To the Editor,

I thank Drs Li, Yin, and Kang for their comment1 on my article.2 I am pleased to see a vigorous debate on this important issue. This is an area where reasonable people can disagree, and we certainly seem to have found healthy disagreement here.

The three steps they describe to help optimize inferior vena cava (IVC) measurement using ultrasound (US) are very sensible. Nevertheless, awareness of the many potential pitfalls is not a guarantee of success. Likewise, while it certainly seems wise to “incorporate right heart function, tricuspid regurgitation, the IVC short-axis shape, and intraabdominal pressures” into decision-making, I would argue that it is impractical to do so. There are simply too many variables, most of them unquantifiable, to design and test a working algorithm.

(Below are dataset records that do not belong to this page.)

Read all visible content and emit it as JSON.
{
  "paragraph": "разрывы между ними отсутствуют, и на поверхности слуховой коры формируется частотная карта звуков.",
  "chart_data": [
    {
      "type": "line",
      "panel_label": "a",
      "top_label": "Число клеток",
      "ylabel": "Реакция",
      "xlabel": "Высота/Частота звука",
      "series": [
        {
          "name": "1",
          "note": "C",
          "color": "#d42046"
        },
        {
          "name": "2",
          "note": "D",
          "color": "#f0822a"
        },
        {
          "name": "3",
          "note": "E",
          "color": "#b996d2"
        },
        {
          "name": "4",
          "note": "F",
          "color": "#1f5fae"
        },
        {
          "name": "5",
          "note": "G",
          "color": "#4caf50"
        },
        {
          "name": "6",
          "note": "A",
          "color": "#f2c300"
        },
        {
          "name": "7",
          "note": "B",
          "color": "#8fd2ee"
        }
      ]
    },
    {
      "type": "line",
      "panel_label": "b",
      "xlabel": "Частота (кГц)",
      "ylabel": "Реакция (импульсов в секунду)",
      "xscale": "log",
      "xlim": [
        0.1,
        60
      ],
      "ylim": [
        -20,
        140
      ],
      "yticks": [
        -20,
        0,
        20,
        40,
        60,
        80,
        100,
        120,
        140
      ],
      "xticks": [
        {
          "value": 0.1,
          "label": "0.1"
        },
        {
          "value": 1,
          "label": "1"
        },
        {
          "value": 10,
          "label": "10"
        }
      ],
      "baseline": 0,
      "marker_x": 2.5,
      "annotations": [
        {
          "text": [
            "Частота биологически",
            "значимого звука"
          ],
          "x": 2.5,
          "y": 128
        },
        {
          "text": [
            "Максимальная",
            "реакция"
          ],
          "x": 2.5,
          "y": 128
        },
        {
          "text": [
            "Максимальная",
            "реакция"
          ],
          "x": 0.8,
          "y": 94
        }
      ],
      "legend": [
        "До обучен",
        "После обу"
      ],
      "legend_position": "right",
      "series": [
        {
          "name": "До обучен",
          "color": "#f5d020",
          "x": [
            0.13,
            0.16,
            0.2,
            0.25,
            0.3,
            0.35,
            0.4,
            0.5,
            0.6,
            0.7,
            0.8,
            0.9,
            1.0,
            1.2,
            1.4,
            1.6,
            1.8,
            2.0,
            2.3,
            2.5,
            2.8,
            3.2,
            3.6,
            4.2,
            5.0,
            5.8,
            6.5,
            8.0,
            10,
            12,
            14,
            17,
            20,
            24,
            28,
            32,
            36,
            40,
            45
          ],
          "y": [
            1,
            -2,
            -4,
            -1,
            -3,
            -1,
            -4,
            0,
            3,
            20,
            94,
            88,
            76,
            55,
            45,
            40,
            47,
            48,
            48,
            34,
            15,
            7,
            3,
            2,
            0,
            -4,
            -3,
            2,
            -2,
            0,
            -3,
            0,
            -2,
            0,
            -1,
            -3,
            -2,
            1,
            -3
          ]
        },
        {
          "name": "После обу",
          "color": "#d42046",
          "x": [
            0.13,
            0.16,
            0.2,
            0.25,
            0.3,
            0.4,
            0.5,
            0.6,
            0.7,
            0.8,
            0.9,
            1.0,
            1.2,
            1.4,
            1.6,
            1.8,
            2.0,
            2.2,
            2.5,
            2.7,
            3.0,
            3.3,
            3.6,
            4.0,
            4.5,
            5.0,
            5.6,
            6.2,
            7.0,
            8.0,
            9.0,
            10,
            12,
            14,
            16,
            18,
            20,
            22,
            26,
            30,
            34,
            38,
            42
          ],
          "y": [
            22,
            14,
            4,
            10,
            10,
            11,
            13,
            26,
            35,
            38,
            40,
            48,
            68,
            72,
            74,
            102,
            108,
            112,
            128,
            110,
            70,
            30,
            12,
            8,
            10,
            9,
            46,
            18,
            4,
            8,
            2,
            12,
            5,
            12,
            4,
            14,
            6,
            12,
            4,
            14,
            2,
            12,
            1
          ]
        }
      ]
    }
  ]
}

Li et al. also raise the poor evidence base supporting IVC measurement, a point of agreement between us. The report by Vignon et al.3 is by far the best study on the subject to date. When US assessment was tested on hundreds of critically ill patients under optimal conditions (such as we currently understand them), it was found to perform very poorly, and only slightly better than a coin toss. The authors of this study are recognized as some of the most experienced critical care echocardiographers in the world; it would be difficult to expect better results than their group achieved. While I appreciate the thoughtful points raised by Li et al., we’ll have to agree to disagree and I remain of the opinion that measuring the IVC to determine fluid responsiveness is often a waste of time, and at times, even harmful.